WHAT IS Congestion Pricing

Congestion pricing is a dynamic pricing strategy to regulate demand by increasing prices without increasing supply. Congestion pricing is common in the transportation and shipping industries, but is also used in services and utilities in which demand varies over time, including electricity and telecommunications.

BREAKING DOWN Congestion Pricing

Congestion pricing is system of surcharging customers of services or products which are subject to temporary or cyclic increases in demand. Excess demand is regulated by applying higher prices during peak demand cycles.

While frequently applied to transportation resources, congestion pricing is not limited to transportation; it can be used with any service that faces varying levels of demand by time of day, such as electricity. Congestion pricing is supposed to encourage users who can be flexible in their usage times to shift their use away from peak periods to times when use is less expensive.
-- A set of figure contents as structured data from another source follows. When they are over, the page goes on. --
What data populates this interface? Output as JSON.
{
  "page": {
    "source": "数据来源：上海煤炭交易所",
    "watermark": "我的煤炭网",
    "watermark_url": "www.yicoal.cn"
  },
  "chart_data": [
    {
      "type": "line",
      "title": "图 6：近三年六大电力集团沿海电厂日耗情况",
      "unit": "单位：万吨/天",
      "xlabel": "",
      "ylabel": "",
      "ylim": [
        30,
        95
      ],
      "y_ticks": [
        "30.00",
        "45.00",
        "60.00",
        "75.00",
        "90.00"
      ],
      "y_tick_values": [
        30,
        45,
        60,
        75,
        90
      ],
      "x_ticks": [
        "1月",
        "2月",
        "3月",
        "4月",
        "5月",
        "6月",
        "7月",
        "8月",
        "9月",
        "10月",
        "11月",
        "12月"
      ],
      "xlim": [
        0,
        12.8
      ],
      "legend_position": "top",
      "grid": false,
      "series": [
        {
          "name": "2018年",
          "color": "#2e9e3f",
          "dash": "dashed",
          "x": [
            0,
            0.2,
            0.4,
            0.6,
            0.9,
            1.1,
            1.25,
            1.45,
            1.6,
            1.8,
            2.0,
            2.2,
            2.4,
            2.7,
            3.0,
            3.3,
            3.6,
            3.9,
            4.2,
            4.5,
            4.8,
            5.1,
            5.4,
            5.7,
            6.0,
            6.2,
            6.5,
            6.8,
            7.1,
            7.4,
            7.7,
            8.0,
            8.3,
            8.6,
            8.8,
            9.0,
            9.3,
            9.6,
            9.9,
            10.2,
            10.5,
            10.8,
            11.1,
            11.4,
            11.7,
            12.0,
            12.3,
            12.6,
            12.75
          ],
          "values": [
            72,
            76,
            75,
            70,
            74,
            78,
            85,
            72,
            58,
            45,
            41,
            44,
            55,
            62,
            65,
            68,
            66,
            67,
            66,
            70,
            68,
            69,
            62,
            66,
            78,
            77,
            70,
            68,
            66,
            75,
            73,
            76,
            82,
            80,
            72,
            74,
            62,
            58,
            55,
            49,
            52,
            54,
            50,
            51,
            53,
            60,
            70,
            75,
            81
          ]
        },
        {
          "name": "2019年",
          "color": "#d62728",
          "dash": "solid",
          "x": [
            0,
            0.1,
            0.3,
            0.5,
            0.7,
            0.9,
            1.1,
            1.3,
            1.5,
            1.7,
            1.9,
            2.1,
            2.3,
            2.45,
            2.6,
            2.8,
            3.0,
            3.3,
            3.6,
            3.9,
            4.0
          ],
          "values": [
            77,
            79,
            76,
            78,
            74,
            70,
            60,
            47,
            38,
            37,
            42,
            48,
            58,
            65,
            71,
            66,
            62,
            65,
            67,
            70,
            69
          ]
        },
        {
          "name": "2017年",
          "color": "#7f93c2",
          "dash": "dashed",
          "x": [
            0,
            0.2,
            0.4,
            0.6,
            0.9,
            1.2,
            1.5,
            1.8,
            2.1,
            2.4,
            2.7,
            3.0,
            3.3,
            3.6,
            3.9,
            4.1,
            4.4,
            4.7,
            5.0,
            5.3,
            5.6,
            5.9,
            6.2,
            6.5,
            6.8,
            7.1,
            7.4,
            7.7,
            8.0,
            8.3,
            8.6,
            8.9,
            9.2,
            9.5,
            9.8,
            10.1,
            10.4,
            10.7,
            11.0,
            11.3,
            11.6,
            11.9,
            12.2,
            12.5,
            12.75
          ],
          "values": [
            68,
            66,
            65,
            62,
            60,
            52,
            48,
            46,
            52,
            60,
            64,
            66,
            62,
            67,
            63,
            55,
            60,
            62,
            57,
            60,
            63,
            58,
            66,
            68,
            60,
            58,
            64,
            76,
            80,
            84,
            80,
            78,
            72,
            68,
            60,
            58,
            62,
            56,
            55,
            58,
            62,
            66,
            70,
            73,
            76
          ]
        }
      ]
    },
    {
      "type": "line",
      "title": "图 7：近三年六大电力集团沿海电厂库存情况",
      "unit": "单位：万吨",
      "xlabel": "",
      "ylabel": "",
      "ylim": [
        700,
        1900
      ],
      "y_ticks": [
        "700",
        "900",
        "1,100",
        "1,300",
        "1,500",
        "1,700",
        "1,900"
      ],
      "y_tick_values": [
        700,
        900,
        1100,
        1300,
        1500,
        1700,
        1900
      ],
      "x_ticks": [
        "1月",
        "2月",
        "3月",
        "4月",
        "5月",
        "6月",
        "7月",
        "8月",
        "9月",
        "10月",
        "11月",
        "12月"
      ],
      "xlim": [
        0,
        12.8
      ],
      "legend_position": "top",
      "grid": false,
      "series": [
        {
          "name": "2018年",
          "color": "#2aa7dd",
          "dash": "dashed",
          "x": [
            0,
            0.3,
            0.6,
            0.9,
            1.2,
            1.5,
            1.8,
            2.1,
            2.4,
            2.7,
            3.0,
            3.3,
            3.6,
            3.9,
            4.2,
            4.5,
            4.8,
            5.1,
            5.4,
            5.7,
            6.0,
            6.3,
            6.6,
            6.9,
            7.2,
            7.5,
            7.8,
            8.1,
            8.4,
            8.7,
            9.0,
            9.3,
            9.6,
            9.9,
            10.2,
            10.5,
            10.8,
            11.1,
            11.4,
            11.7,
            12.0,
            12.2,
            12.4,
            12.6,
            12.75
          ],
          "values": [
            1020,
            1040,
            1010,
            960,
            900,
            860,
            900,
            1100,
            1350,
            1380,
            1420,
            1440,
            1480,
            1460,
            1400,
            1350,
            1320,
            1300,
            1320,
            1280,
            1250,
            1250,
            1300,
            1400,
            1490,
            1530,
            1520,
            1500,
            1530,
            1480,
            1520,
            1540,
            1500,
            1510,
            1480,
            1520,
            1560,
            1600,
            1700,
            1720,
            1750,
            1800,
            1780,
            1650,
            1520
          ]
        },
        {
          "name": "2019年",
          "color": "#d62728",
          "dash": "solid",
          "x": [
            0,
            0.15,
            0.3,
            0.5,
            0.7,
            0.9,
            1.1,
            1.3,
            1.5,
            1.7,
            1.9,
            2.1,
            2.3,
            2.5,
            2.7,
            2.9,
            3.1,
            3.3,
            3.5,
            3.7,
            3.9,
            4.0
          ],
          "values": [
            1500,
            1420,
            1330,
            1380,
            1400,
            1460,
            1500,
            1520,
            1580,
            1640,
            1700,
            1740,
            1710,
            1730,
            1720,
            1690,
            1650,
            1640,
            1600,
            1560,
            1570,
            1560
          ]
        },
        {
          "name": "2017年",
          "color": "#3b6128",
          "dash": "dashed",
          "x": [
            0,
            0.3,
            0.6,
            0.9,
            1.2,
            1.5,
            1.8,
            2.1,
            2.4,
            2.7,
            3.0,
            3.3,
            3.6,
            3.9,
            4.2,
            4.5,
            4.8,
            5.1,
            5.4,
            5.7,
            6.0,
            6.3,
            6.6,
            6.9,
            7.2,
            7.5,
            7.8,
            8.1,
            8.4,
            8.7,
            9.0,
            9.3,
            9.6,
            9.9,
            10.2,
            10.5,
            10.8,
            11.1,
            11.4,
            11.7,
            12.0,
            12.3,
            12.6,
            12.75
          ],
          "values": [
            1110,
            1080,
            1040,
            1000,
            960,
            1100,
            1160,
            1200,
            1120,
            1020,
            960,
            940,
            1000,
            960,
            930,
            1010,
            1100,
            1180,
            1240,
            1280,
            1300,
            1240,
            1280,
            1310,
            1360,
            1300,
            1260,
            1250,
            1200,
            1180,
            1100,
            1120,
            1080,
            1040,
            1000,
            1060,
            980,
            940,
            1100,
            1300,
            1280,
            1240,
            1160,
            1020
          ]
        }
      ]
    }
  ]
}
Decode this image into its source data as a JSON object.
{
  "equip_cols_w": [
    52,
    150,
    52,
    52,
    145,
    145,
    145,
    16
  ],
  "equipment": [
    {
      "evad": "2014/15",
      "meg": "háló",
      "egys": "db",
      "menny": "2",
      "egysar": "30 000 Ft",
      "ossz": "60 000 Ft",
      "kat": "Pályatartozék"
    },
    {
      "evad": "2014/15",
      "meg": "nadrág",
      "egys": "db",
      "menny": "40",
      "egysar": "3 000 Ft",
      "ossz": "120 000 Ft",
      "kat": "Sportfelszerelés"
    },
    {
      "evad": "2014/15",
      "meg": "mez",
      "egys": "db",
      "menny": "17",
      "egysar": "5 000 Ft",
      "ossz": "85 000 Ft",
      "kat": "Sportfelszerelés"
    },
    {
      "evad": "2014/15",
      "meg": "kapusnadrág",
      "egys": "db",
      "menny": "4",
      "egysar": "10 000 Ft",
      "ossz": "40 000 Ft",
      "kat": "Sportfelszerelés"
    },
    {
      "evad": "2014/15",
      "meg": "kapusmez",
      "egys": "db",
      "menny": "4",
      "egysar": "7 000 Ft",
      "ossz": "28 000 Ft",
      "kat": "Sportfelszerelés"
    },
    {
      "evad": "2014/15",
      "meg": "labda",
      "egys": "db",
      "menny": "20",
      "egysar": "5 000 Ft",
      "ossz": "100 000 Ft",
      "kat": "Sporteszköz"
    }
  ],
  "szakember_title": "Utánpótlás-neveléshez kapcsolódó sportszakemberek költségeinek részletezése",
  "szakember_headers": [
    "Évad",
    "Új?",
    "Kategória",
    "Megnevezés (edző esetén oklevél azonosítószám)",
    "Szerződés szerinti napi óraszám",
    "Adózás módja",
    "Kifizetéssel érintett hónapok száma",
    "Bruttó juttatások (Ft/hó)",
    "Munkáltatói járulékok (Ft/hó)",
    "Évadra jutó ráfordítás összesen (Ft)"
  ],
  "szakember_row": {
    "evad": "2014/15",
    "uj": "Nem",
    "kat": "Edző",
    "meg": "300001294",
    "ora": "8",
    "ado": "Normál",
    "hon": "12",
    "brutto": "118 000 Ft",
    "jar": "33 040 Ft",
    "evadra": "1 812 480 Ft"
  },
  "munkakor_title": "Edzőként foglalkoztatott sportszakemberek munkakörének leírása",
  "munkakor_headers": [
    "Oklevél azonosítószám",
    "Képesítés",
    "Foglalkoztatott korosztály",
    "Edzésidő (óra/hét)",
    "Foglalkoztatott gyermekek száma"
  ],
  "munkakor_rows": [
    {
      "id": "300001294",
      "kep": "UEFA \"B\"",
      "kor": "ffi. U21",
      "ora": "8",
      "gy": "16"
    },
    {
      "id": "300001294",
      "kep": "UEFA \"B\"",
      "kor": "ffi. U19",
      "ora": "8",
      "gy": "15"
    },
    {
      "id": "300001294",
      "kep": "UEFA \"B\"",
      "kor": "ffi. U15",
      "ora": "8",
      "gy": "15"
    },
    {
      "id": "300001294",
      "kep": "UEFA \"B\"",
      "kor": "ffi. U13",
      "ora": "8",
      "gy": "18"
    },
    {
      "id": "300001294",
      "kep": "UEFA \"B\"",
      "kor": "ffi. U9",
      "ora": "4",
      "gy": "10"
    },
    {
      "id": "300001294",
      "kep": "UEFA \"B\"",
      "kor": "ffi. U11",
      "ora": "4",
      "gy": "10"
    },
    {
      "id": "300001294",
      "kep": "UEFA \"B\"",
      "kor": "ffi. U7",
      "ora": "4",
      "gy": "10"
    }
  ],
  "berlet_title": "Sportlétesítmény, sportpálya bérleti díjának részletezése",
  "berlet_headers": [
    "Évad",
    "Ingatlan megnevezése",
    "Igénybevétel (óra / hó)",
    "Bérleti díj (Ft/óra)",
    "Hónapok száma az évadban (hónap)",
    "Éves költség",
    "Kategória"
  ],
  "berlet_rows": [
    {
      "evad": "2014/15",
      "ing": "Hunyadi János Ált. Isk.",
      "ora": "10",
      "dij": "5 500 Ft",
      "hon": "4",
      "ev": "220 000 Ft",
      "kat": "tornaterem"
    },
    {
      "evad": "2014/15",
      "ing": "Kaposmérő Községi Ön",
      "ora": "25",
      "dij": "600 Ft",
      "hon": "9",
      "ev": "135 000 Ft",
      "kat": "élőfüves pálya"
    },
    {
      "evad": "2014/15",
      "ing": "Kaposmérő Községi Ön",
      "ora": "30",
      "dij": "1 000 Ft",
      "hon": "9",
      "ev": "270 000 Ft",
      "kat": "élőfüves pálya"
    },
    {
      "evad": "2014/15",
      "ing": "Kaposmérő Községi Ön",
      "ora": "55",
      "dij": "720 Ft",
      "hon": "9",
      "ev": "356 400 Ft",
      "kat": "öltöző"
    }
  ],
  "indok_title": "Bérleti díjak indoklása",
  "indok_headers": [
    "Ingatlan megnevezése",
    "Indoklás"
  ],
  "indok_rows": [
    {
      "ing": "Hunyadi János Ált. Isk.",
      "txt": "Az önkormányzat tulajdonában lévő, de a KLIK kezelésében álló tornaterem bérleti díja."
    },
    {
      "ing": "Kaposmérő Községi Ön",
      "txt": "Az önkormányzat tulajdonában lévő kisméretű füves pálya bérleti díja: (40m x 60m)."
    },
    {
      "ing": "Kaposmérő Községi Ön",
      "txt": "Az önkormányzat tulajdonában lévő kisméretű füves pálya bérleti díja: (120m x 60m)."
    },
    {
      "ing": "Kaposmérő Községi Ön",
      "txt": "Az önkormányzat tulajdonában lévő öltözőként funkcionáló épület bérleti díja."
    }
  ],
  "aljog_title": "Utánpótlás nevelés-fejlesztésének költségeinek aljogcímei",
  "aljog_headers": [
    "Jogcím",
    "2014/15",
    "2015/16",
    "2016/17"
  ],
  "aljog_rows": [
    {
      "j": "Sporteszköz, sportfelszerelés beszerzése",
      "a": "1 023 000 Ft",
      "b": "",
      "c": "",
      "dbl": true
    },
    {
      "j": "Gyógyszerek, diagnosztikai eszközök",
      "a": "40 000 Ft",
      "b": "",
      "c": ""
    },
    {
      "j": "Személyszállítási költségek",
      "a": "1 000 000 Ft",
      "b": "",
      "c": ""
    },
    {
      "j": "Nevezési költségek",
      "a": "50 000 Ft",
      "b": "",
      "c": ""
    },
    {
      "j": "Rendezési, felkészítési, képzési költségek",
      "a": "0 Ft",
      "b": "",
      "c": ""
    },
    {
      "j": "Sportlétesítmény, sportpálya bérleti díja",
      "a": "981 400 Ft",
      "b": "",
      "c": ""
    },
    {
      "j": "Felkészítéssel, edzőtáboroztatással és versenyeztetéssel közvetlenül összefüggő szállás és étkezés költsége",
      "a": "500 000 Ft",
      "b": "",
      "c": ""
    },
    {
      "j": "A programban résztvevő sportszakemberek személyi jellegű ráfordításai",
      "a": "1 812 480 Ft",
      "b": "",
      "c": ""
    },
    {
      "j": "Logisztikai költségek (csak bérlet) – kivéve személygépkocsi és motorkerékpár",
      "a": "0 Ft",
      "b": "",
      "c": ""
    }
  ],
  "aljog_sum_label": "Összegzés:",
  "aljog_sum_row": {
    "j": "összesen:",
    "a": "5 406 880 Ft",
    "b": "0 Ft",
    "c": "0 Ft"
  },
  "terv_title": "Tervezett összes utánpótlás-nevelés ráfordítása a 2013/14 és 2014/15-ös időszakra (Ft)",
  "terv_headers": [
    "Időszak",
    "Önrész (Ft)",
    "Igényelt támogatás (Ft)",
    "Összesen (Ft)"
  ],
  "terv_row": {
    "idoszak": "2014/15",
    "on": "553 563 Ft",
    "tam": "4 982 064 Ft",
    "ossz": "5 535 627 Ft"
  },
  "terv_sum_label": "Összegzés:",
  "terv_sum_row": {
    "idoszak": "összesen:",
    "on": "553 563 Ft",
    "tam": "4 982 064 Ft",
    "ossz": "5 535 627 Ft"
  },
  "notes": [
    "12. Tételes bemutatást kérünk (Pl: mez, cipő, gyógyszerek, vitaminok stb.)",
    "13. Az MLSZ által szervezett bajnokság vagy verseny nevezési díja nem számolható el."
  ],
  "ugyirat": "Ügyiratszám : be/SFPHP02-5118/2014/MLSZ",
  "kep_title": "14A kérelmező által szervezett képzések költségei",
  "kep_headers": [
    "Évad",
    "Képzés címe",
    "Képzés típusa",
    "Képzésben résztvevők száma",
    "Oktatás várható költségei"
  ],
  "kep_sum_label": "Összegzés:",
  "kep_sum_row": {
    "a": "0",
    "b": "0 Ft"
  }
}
One criticism of congestion pricing is that it acts like a regressive tax, harming low-income users more than other groups.

A variety of congestion pricing known as surge pricing has been implemented in recent years by companies such as Uber, which surcharges rideshare customers during peak hours.

Theoretical Background of Congestion Pricing 

The rationale behind congestion pricing is drawn from market economics and congestion pricing is considered a demand-side solution to regulating traffic.
The objective use of congestion pricing is to use an increased price to make the user conscious of the costs they impose when consuming a resource during peak demand. The theory posits that consumers will use and waste more of a resource which is free or negligible in price. By increasing the price of a resource, the users’ willingness to pay for that resource fuels a scarcity of that resource.

Nobel-laureate economist William Vickrey first proposed adding a distance- or time-based fare system to manage congestion on the New York City Subway in 1952. As a result, Vickrey is considered by some to be the father of congestion pricing.

Maurice Allais, also an Nobel Prize-winning economist, elaborated on congestion pricing theory to manage road traffic congestion, and was key in designing the first road pricing system, the Singapore Area Licensing Scheme, implemented in 1975.

While a majority of economists agree about economic viability of some form of road pricing to reduce traffic congestion, and congestion pricing has reduced traffic congestion in urban areas where it has been implemented, it is not seen by all as a equitable strategy because of economic burdens placed on communities neighboring areas of congested traffic and on retail and other economic activity located within these regions.